State pension payments to be hit by 'stealth tax raid' next year in blow to Britons

March 05, 2025
The acceleration creates a stealth tax raid on pensioners. Tax thresholds have been frozen since 2021/22 which has resulted in fiscal drag.

The interaction between the rising state pension and the frozen personal tax allowance is creating a situation where more pensioners could find themselves paying income tax. Here's a breakdown of the key points:

 State Pension as Taxable Income:The state pension is considered taxable income, although it's paid without tax being deducted at source. If a pensioner's total income exceeds the personal tax allowance, they become liable for income tax.

The Personal Allowance:The personal tax allowance is the amount of income a person can earn before paying income tax. This allowance has been frozen.

 Rising State Pension: The state pension, on the other hand, has been increasing, particularly due to the "triple lock" policy. This means it rises in line with the highest of earnings growth, inflation, or 2.5%.

 The Consequence:As the state pension rises and the personal allowance remains frozen, more pensioners are likely to see their income exceed the tax threshold.This situation could lead to more pensioners having to pay income tax on their state pension.
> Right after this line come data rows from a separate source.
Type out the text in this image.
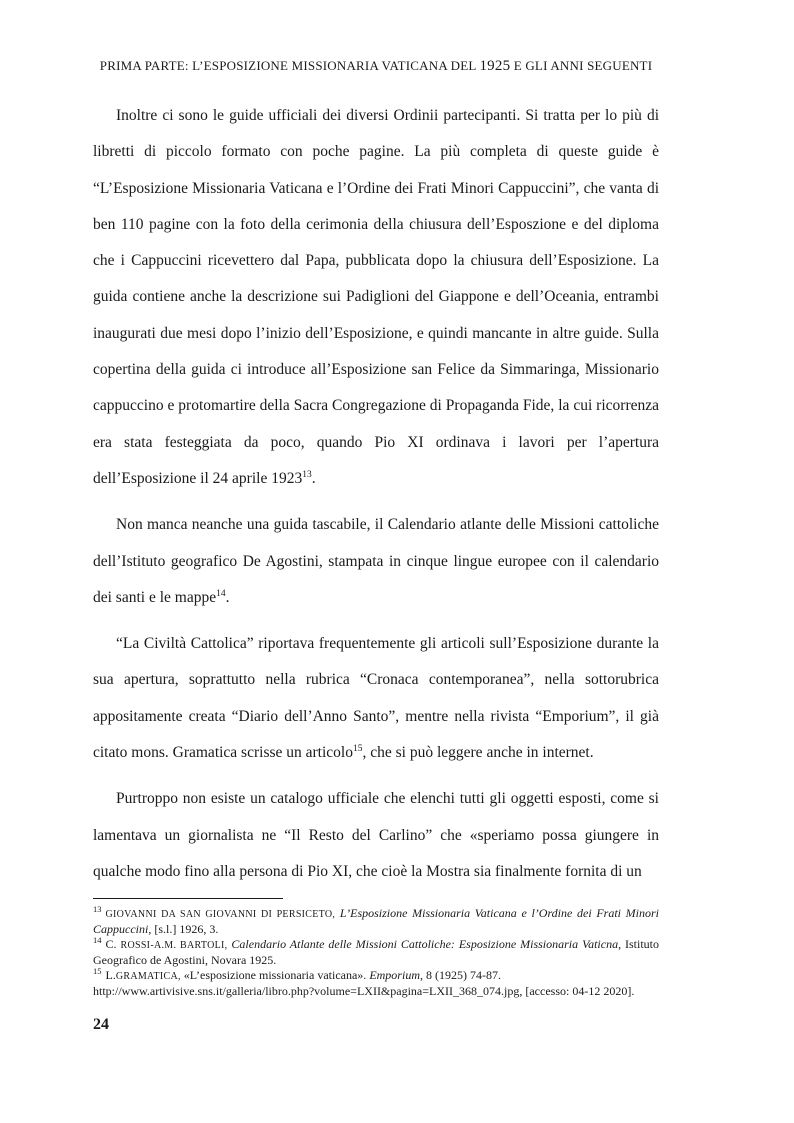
PRIMA PARTE: L’ESPOSIZIONE MISSIONARIA VATICANA DEL 1925 E GLI ANNI SEGUENTI

Inoltre ci sono le guide ufficiali dei diversi Ordinii partecipanti. Si tratta per lo più di libretti di piccolo formato con poche pagine. La più completa di queste guide è “L’Esposizione Missionaria Vaticana e l’Ordine dei Frati Minori Cappuccini”, che vanta di ben 110 pagine con la foto della cerimonia della chiusura dell’Esposzione e del diploma che i Cappuccini ricevettero dal Papa, pubblicata dopo la chiusura dell’Esposizione. La guida contiene anche la descrizione sui Padiglioni del Giappone e dell’Oceania, entrambi inaugurati due mesi dopo l’inizio dell’Esposizione, e quindi mancante in altre guide. Sulla copertina della guida ci introduce all’Esposizione san Felice da Simmaringa, Missionario cappuccino e protomartire della Sacra Congregazione di Propaganda Fide, la cui ricorrenza era stata festeggiata da poco, quando Pio XI ordinava i lavori per l’apertura dell’Esposizione il 24 aprile 1923$^{13}$.

Non manca neanche una guida tascabile, il Calendario atlante delle Missioni cattoliche dell’Istituto geografico De Agostini, stampata in cinque lingue europee con il calendario dei santi e le mappe$^{14}$.

“La Civiltà Cattolica” riportava frequentemente gli articoli sull’Esposizione durante la sua apertura, soprattutto nella rubrica “Cronaca contemporanea”, nella sottorubrica appositamente creata “Diario dell’Anno Santo”, mentre nella rivista “Emporium”, il già citato mons. Gramatica scrisse un articolo$^{15}$, che si può leggere anche in internet.

Purtroppo non esiste un catalogo ufficiale che elenchi tutti gli oggetti esposti, come si lamentava un giornalista ne “Il Resto del Carlino” che «speriamo possa giungere in qualche modo fino alla persona di Pio XI, che cioè la Mostra sia finalmente fornita di un

$^{13}$ GIOVANNI DA SAN GIOVANNI DI PERSICETO, L’Esposizione Missionaria Vaticana e l’Ordine dei Frati Minori Cappuccini, [s.l.] 1926, 3.

$^{14}$ C. ROSSI-A.M. BARTOLI, Calendario Atlante delle Missioni Cattoliche: Esposizione Missionaria Vaticna, Istituto Geografico de Agostini, Novara 1925.

$^{15}$ L.GRAMATICA, «L’esposizione missionaria vaticana». Emporium, 8 (1925) 74-87.
http://www.artivisive.sns.it/galleria/libro.php?volume=LXII&pagina=LXII_368_074.jpg, [accesso: 04-12 2020].

24
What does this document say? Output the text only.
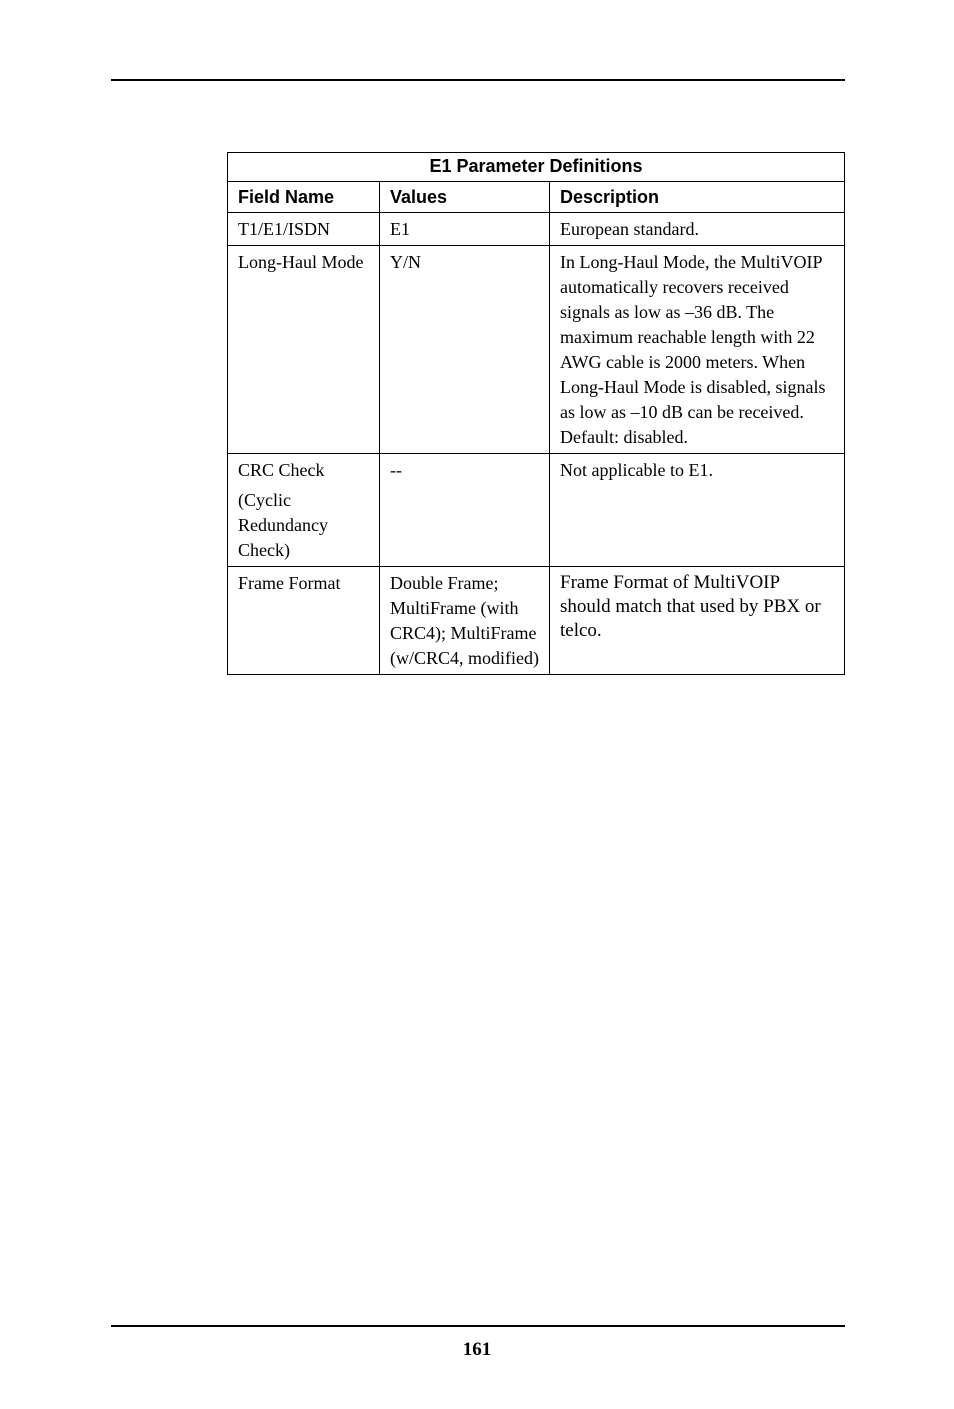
E1 Parameter Definitions		
Field Name	Values	Description

T1/E1/ISDN	E1	European standard.

Long-Haul Mode	Y/N	In Long-Haul Mode, the MultiVOIP automatically recovers received signals as low as –36 dB. The maximum reachable length with 22 AWG cable is 2000 meters. When Long-Haul Mode is disabled, signals as low as –10 dB can be received.
Default: disabled.

CRC Check
(Cyclic Redundancy Check)	--	Not applicable to E1.

Frame Format	Double Frame; MultiFrame (with CRC4); MultiFrame (w/CRC4, modified)	Frame Format of MultiVOIP should match that used by PBX or telco.
161
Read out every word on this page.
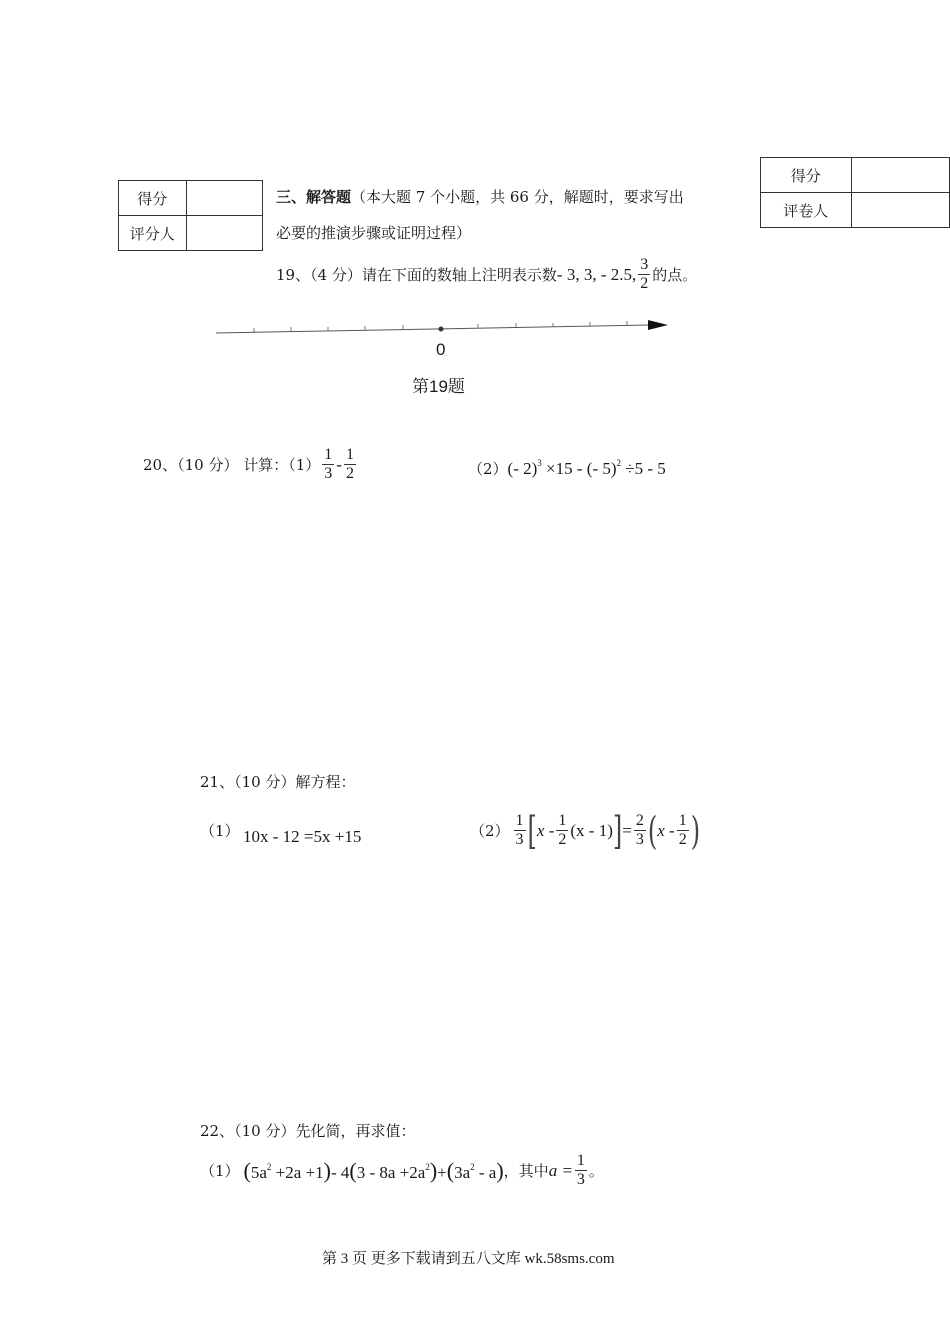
得分	
评卷人	
得分	
评分人	
三、解答题（本大题 7 个小题，共 66 分，解题时，要求写出
必要的推演步骤或证明过程）
19、（4 分）请在下面的数轴上注明表示数 - 3, 3, - 2.5, $\frac{3}{2}$ 的点。
0
第19题
20、（10 分） 计算：$(1) \frac{1}{3} - \frac{1}{2}$	（2） (- 2)$^3$ ×15 - (- 5)$^2$ ÷5 - 5
21、（10 分）解方程：
（1） 10x - 12 =5x +15	$(2) \frac{1}{3}$ [ x - $\frac{1}{2} (x - 1)$ ] = $\frac{2}{3}$ ( x - $\frac{1}{2}$ )
22、（10 分）先化简，再求值：
（1） $(5a^2 +2a +1)-$ $4(3 - 8a +2a^2)+(3a^2 - a)$ ，其中 $a = \frac{1}{3}$ 。
第 3 页 更多下载请到五八文库 wk.58sms.com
How Tax is Collected:Usually, if a pensioner has other sources of income, such as a private pension, the tax owed on the state pension is collected through that source.However, if the state pension is the pensioner's primary income, they may have to pay the tax directly to HMRC, potentially through a self-assessment.The combination of a rising state pension and a frozen personal allowance is increasing the likelihood of pensioners facing income tax obligations.

Pensioners may be required to pay income tax on their state pensions for the first time as early as next year, according to new study, if payments surpass the personal tax allowance by April 2026.

Analysts are warning that this "stealth tax" on seniors will compound the continuing cost of living issue for elderly people. According to Deutsche Bank predictions, annual state pension benefits might increase by 5.5% to £12,631 in April 2026. This would increase pension payouts beyond the £12,570 tax-free personal allowance.

The personal allowance has been frozen since 2021 and will remain so until April 2028. Low-earning state pensioners would consequently be forced to hand money back to the state through income tax.

Official Office for Budget Responsibility (OBR) forecasts released with the Budget had suggested pension payments wouldn't breach the personal allowance until April 2027.The acceleration creates a stealth tax raid on pensioners. Tax thresholds have been frozen since 2021/22 which has resulted in fiscal drag.Fiscal drag occurs when tax allowances are frozen over a period of high inflation or wage rises, resulting in Britons being pulled into higher brackets.

Thanks to the triple lock, state pension payments are guaranteed to rise every year by either the rate of inflation, average wages or 2.5 per cent; whichever is highest.This means more of any pension increase will be taken by the government through taxation. Sarah Coles, head of personal finance at Hargreaves Lansdown, described the situation as a "stealthy squeeze on our wallets".

"The freeze has already hit taxpayers hard. In 2024/25 there are an estimated 37.4 million income taxpayers, up 4.4 million from when thresholds were frozen in 2021/22," she said.

There are now 8.5 million taxpayers over state pension age - around a quarter more than before thresholds were frozen.

Deutsche Bank's analysis reveals average weekly earnings in the three months to July will be 5.5 per cent, which is higher than both projected inflation and the 2.5 per cent minimum.

As long at the triple lock mechanism remains in place, pension payments are likely to rise by this amount next year.

Rob Morgan, analyst at wealth manager Charles Stanley, criticised the situation.

"Something's got to give. The state pension is a safety net so this seems wholly inappropriate,he added.